Some others said Oloyode was merely shedding crocodile tears. We quite understand the enormity of the trauma inflicted by the error, especially on the affected candidates, their parents and others who felt thoroughly let down.

Oloyede’s fate is, however, akin to the proverbial intermeshing grill of the fart and salt in the mouth. The fart is too putrid to swallow but the salt is difficult to spit out! Let us not, because of the present challenge, be blinded to the  Registrar’s good side, so we will not be sloughing off the baby with the bathwater.

We believe those  who are abreast of Oloyede’s antecedents will not resort to negative insinuations about him. The former Vice-Chancellor of the University of Ilorin has been a quintessence of transparency and integrity in public service. Since he took over as JAMB Registrar in 2016, he has established an ennobling record of financial probity, management efficiency and technological innovations that have placed the examination body in the global pedestal.

The first thing that had announced Oloyede’s tenure in JAMB as a drastic break from the past was when he returned a whopping N5 billion to the Federal Government’s coffers in August, 2017, a year after he resumed as Registrar. This singular action so shocked the Federal Executive Council(FEC) that it ordered the immediate probe of all the past JAMB’s heads before Oloyede.

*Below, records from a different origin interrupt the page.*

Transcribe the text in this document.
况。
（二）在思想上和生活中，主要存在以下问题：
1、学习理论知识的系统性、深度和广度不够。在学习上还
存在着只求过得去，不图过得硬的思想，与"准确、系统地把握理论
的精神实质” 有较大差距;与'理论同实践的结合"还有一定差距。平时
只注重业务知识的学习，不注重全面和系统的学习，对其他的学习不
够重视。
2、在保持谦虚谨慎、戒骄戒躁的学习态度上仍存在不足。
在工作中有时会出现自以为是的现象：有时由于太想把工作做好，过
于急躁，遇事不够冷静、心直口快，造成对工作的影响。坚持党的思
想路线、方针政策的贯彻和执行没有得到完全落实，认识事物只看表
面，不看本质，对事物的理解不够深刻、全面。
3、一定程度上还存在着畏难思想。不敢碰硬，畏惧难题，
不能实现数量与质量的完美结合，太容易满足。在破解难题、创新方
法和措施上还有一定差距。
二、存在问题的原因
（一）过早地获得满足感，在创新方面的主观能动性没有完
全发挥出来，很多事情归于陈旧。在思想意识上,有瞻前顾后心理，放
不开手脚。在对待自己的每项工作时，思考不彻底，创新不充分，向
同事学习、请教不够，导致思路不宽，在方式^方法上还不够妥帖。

The new Registrar’s exemplary action became more pronounced when compared with the paltry N50 million that was returned in the previous seven years, from 2010 to 2017!

A thoroughly shocked Minister of Finance then, Kemi Adeosun, was quoted to have said after the FEC’s meeting that ordered the investigation of JAMB’s past heads: “Now, they (JAMB) have not increased their charges; they have not increased their fees. The question that FEC and council members were asking was ‘where was this money before?’”

There is no stopping Oloyede. From then till now, nine years after, he has been remitting billions into the government’s coffers every year. In fact, by 2022, he had remitted N50billion into the government’s purse in six years.

Some of Professor Oloyede’s other bold imprints on the sand of JAMB include the introduction of the Central Admissions Processing System (CAPS), which automates the admission process; the institution of Equal Opportunity Group for the conduct of the Universal Tertiary Matriculation Examination (UTME) for Blind Candidates; the expansion of the capacities of CBT centres for standardisation purposes; the introduction of E-Ticketing (for Complaints; the introduction of the Integrated Brochure and Syllabus System (IBASS) for prompt delivery of admissions requirements..

Others are the use of Biometric Authentication to confirm validity of registration, the introduction of E-slip printing; the introduction of management dashboard to monitor registration and admission exercise real time; the use of CCTV cameras in all CBT centres to monitor the examination and registration process real time; and exemplary funds management; as well as prudent and judicious use of JAMB’s financial resources.

Before the unfortunate error that that has tended to cast a slur on the system, Oloyede’s tenure had substantially restored the sanctity of UTME. And, as evident in all the admission exercises he had conducted so far except the current one that has been punctured by a systemic error, JAMB’s technology had considerably improved, with high level of transparency and advanced networking.

The scrapping of the traditional scratch card system for checking results is another bold initiative from Oloyede.  And the drastic reduction in the application fees has been a considerable reprieve for sundry admission seekers, their parents and guardians.

The technical glitches, like we posited earlier, are bad enough but like a responsible and responsive public servant, the professor took total responsibility rather than manufacturing scapegoats like others in his shoes will do. We admonish that he be forgiven.

Certainly, we believe that the Board under the restless Registrar who is always innovating, will learn from this sordid experience to prevent a recrudescence.